Le boom inquiétant du "crédit de survie"

Mais que se passe-t-il lorsque l'épargne est épuisée et que le salaire, versé au début du mois, ne couvre plus les besoins de consommation jusqu'au 30 ? On s'endette.

Les statistiques de la Banque Centrale de Tunisie (BCT) citées par l'IACE illustrent un changement de paradigme comportemental majeur. Fin 2024, l'encours total de l'endettement des particuliers a atteint le sommet de 29,5 milliards de dinars (contre 26,6 milliards fin 2021).

Toutefois, ce n'est pas le volume global qui inquiète le plus, mais sa composition. En trois ans, les crédits liés à l'acquisition d'un logement ou d'un véhicule n'ont évolué que de 8 %. En revanche, les crédits à la consommation ont explosé de 25 %, passant de 4,1 à 5,1 milliards de dinars.

Ce grand écart statistique prouve une réalité amère : le crédit bancaire s'est substitué au revenu pour financer l'achat de biens de grande consommation, payer les factures d'électricité, ou faire face aux dépenses de santé et d'éducation privées (des services de plus en plus onéreux face à la défaillance des services publics). L’endettement n'est plus un outil de confort, c'est devenu une perfusion vitale.

Le spectre de l'insolvabilité plane sur les banques

Ce modèle de financement du quotidien par la dette est-il tenable à long terme ? La réponse macroéconomique est non. À l'échelle nationale, la forte baisse de l'épargne (qui passe de 9,8 % du Revenu National Disponible Brut à 5,7 % en 2024) prive le pays de ses ressources internes pour financer l'investissement, obligeant l'État à recourir toujours plus à l'endettement extérieur.
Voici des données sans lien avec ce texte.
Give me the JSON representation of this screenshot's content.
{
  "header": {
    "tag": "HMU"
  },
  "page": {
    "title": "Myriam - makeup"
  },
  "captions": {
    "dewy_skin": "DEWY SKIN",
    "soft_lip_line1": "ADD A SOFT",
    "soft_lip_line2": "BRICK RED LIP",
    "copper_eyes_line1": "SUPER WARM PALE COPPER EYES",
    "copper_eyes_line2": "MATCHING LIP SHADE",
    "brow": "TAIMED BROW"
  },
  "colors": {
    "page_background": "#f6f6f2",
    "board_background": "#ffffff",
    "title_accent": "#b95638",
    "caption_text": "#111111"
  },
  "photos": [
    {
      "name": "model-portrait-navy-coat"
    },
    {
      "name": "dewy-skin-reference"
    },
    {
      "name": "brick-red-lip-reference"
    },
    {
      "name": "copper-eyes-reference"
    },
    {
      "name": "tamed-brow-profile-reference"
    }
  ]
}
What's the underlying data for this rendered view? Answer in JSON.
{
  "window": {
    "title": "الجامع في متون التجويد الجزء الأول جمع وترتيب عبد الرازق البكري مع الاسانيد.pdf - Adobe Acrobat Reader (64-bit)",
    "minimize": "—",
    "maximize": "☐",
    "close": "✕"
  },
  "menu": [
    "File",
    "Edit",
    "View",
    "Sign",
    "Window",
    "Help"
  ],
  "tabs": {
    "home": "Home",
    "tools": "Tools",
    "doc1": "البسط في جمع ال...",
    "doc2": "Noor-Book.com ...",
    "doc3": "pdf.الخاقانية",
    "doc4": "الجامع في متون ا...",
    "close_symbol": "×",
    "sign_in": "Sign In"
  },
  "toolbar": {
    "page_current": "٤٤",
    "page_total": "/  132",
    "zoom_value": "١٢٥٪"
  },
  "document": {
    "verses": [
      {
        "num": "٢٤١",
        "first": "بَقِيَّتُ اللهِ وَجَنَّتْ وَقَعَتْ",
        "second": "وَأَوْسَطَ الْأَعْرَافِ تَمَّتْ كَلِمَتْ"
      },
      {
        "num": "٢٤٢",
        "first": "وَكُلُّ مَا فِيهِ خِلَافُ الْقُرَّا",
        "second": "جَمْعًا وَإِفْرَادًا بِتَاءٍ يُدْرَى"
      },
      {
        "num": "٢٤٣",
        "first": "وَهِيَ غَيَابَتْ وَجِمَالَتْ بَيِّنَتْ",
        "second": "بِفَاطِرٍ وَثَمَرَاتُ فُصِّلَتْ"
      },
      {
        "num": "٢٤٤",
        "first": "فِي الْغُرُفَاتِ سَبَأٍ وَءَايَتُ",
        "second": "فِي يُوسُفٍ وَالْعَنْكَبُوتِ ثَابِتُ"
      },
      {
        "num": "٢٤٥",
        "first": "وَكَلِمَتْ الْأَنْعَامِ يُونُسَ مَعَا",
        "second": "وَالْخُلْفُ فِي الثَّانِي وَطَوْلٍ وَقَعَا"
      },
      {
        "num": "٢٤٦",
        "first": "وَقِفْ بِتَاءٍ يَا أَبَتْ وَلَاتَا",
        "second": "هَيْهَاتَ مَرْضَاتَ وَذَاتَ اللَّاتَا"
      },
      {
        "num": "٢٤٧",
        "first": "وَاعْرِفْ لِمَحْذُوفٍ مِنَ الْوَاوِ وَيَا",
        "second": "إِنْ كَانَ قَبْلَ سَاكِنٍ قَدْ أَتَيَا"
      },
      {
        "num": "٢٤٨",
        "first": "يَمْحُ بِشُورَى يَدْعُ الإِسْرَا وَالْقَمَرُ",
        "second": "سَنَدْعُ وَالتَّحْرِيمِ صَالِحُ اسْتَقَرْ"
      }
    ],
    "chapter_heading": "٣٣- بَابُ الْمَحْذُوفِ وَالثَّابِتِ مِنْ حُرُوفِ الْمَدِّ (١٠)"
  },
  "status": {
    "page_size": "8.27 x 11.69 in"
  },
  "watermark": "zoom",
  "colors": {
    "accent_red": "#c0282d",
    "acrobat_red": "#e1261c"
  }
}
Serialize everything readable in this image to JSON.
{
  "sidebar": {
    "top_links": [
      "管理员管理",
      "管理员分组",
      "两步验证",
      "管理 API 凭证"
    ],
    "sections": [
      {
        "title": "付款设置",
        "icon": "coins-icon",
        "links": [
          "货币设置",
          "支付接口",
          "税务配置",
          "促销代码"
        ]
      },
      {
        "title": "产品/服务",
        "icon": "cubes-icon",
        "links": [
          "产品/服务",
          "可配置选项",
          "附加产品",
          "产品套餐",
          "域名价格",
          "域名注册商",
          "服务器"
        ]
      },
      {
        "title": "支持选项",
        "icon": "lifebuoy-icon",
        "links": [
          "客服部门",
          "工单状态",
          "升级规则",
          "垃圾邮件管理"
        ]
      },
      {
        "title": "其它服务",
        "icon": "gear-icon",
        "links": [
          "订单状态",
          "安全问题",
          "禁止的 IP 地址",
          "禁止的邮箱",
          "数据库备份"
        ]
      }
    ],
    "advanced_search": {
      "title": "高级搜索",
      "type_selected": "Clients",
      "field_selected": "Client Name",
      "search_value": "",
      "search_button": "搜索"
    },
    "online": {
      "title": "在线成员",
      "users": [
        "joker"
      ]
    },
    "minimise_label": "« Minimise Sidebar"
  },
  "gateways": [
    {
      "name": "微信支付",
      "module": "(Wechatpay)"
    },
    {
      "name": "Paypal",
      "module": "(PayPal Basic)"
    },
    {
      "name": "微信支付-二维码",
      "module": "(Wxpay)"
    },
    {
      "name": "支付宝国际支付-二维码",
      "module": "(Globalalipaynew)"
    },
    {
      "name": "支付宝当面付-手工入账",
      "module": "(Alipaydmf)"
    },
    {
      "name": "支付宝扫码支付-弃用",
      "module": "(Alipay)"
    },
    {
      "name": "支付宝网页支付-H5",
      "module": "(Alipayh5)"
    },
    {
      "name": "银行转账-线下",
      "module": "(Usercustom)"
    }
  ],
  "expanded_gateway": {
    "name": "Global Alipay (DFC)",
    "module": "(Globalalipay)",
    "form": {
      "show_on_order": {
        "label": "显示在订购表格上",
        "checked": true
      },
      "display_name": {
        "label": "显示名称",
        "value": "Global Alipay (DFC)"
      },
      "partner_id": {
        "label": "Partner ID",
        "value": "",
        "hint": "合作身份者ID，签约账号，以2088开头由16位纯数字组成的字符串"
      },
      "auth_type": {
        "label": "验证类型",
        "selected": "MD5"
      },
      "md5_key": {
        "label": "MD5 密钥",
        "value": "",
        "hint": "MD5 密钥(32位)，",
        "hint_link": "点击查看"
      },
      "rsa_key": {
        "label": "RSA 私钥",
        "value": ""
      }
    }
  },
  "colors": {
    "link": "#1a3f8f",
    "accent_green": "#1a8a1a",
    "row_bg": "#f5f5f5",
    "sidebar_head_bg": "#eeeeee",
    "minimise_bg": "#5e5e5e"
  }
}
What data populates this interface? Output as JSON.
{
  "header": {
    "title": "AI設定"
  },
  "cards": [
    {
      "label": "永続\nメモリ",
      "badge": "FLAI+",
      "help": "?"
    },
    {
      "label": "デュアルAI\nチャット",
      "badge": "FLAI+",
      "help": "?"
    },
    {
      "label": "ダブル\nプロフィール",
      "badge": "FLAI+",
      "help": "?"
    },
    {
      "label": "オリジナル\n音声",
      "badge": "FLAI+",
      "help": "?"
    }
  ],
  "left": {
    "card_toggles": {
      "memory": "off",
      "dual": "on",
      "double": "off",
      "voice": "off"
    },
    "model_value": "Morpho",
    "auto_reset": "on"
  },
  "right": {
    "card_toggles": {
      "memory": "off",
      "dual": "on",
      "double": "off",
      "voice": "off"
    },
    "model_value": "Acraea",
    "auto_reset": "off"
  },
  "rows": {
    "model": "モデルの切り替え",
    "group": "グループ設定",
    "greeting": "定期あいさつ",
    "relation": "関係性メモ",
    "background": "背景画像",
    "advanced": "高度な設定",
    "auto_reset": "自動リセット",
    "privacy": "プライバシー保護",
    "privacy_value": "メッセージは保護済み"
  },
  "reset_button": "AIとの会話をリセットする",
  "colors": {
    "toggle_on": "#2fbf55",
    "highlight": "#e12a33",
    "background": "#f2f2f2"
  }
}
À l'échelle microéconomique, la corde est déjà très tendue. L'IACE souligne que la Centrale des risques de la Banque Centrale relève d'ores et déjà un niveau d'impayés plus élevé pour les crédits aux particuliers.

Aujourd'hui, la marge de manœuvre est quasi nulle pour des milliers de familles dont le taux d'endettement frôle ou dépasse les limites réglementaires. Sans une maîtrise rapide de l'inflation par les circuits de distribution, ou sans une révision profonde de la fiscalité touchant les revenus du travail, la classe moyenne tunisienne risque de passer du simple découvert bancaire au surendettement chronique. Une bombe à retardement sociale et financière que les autorités ne peuvent plus se permettre d'ignorer.